Sample data is usually nothing more than data or records generated on the fly by developers in a hurry. However, dummy data can also refer to more carefully designed tests, e.g., to produce a given response or test a particular software feature.
This is not ideal for large scale testing because sample data can lead to unintended impacts and bugs unless it has been thoroughly evaluated and documented.
Rule-based data is similar to sample data, but generated more consistently, usually by an automated system, and on a larger scale. The purpose of rule-based data is to simulate real-world data in a controlled (rule) manner. For example, test data can be generated for fields corresponding to a person’s first and last names, testing what happens for inputs such as:
- Very long or very short strings
- Strings with accented or special characters
- Blank strings
- Strings with numerical values
- Strings with reserved words (e.g., “NULL”)
Rule-based data can be useful throughout the software development process, from coding to testing and quality assurance. In most cases, rule-based data is generated in-house using various rules, scripts, and/or open-source data generation libraries.
The more complex the software and production data, the harder it is to mock data that retains referential integrity across tables.
Real data that has been altered or masked is called “anonymized”. The purpose is to retain the character of the real dataset while allowing you to use it without exposing PII or PHI.

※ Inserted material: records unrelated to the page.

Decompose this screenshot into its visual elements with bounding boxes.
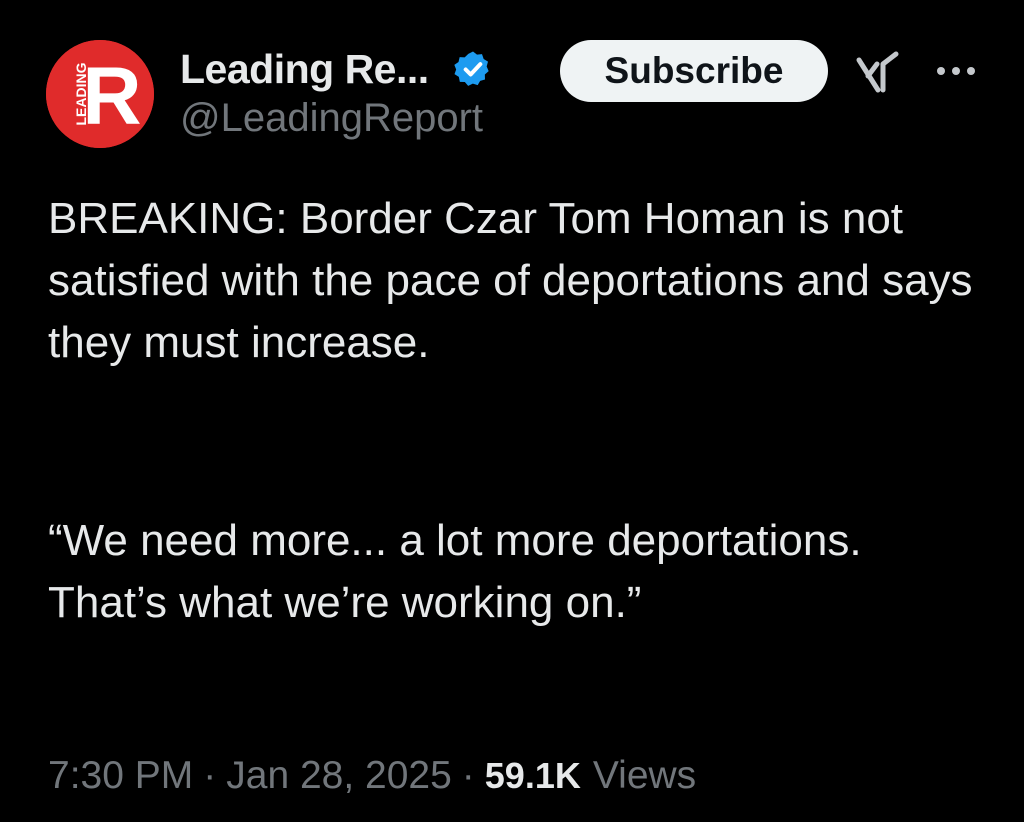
views-count[interactable]: 59.1K <box>485 755 581 797</box>
verified-badge-icon[interactable] <box>453 49 493 89</box>
meta-separator: · <box>203 754 217 797</box>
author-handle[interactable]: @LeadingReport <box>180 96 483 141</box>
views-label: Views <box>592 754 697 797</box>
author-name-row: Leading Re... <box>180 42 493 96</box>
author-avatar[interactable]: LEADING R <box>46 40 154 148</box>
author-display-name[interactable]: Leading Re... <box>180 46 429 93</box>
grok-icon[interactable] <box>856 50 902 94</box>
meta-separator: · <box>461 754 475 797</box>
tweet-text: BREAKING: Border Czar Tom Homan is not s… <box>48 194 973 367</box>
subscribe-button[interactable]: Subscribe <box>560 40 828 102</box>
more-options-icon[interactable] <box>934 64 978 78</box>
tweet-meta: 7:30 PM · Jan 28, 2025 · 59.1K Views <box>48 748 696 804</box>
tweet-date[interactable]: Jan 28, 2025 <box>226 754 452 798</box>
tweet-time[interactable]: 7:30 PM <box>48 754 193 798</box>
tweet-header: LEADING R Leading Re... @LeadingReport S… <box>44 38 984 150</box>
leading-report-logo: LEADING R <box>46 40 154 148</box>
tweet-quote: “We need more... a lot more deportations… <box>48 516 862 627</box>
logo-letter: R <box>82 51 141 142</box>
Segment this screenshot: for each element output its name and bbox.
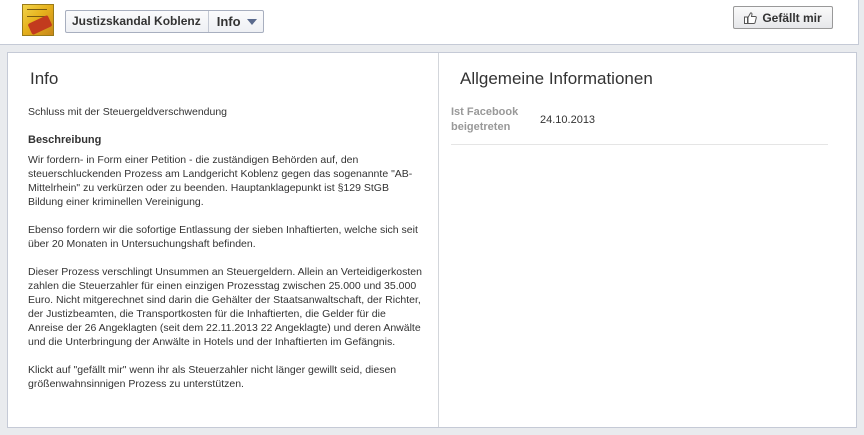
- page-avatar[interactable]: [22, 4, 54, 36]
- like-button[interactable]: Gefällt mir: [733, 6, 833, 29]
- tab-label: Info: [216, 14, 241, 29]
- description-paragraph: Wir fordern- in Form einer Petition - di…: [28, 154, 413, 208]
- description-paragraph: Klickt auf "gefällt mir" wenn ihr als St…: [28, 364, 397, 390]
- description-paragraph: Ebenso fordern wir die sofortige Entlass…: [28, 224, 418, 250]
- joined-label: Ist Facebook beigetreten: [451, 106, 519, 133]
- joined-row: Ist Facebook beigetreten 24.10.2013: [451, 99, 828, 145]
- description-paragraph: Dieser Prozess verschlingt Unsummen an S…: [28, 266, 422, 348]
- short-description: Schluss mit der Steuergeldverschwendung: [28, 106, 228, 118]
- tab-dropdown-button[interactable]: Info: [209, 11, 263, 32]
- avatar-seal: [27, 14, 53, 35]
- chevron-down-icon: [246, 18, 257, 25]
- general-info-column: Allgemeine Informationen Ist Facebook be…: [439, 53, 856, 427]
- thumbs-up-icon: [744, 11, 758, 24]
- joined-date: 24.10.2013: [540, 114, 596, 126]
- info-column: Info Schluss mit der Steuergeldverschwen…: [8, 53, 439, 427]
- info-text: Schluss mit der Steuergeldverschwendung …: [28, 105, 423, 405]
- description-heading: Beschreibung: [28, 134, 102, 146]
- general-info-title: Allgemeine Informationen: [460, 69, 653, 88]
- info-panel: Info Schluss mit der Steuergeldverschwen…: [7, 52, 857, 428]
- page-name-link[interactable]: Justizskandal Koblenz: [66, 11, 209, 32]
- like-button-label: Gefällt mir: [762, 10, 822, 25]
- page-header: Justizskandal Koblenz Info Gefällt mir: [0, 0, 859, 45]
- page-tab-selector: Justizskandal Koblenz Info: [65, 10, 264, 33]
- info-title: Info: [30, 69, 59, 88]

More specifically, anonymization involves replacing real data with altered content via one-to-one data transformation. This new content often preserves the utility of the original data (e.g. real names are replaced with fictitious names), but it can also simply scramble or null out the original data with random characters.
Data anonymization can be performed in-house but it places an immense responsibility on the in-house development team to ensure that it’s done safely. Increasingly, companies are turning to third-party vendors to provide proven software solutions that offer privacy guarantees.